Doctors also use antianxiety medications such as Valium to help calm agitated infants. Because babies can't tell anyone when it hurts, doctors look for obvious symptoms such as crying and less-obvious ones such as an elevated heart rate, tense muscles and sweating, that can indicate that a baby is in pain. "A sweating, stiff kid is usually in pain," says Laurel H. Herbst, vice president of medical affairs at San Diego Hospice and Palliative Care.
Another major tenet of hospice and palliative care that is being applied to infants, is providing emotional and medical support that can allow patients to die at home.

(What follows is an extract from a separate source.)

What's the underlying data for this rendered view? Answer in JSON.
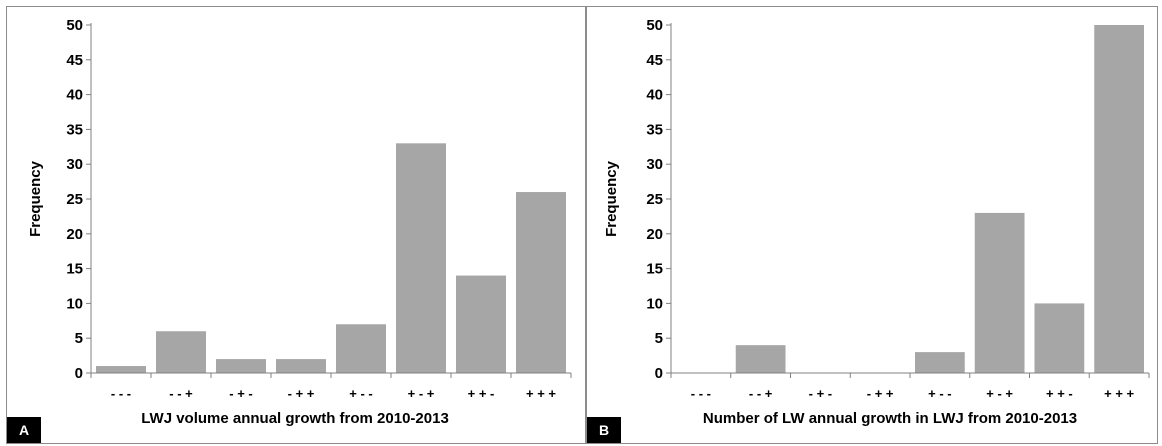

When Katrina Cook's daughter, Alyssa, was born in February 2004, she knew the baby wouldn't live long. When Mrs. Cook was just four months pregnant, Alyssa was diagnosed with Trisomy 18, a chromosomal defect that causes death usually within the first year, and often within days or weeks of birth. In the past, babies with this condition likely would remain in the hospital, or families would be sent home with minimal guidance. But for the Cooks, the hospital brought in the Hospice of Greensboro to help arrange a nurse to check on the baby a couple of times a week and to teach the couple how to handle Alyssa's feeding tube. Alyssa died at home when she was six weeks old. But "we got to take her outside, take her shopping. We got to hold her," says Mrs. Cook, 29 years old, of the time she had with her daughter.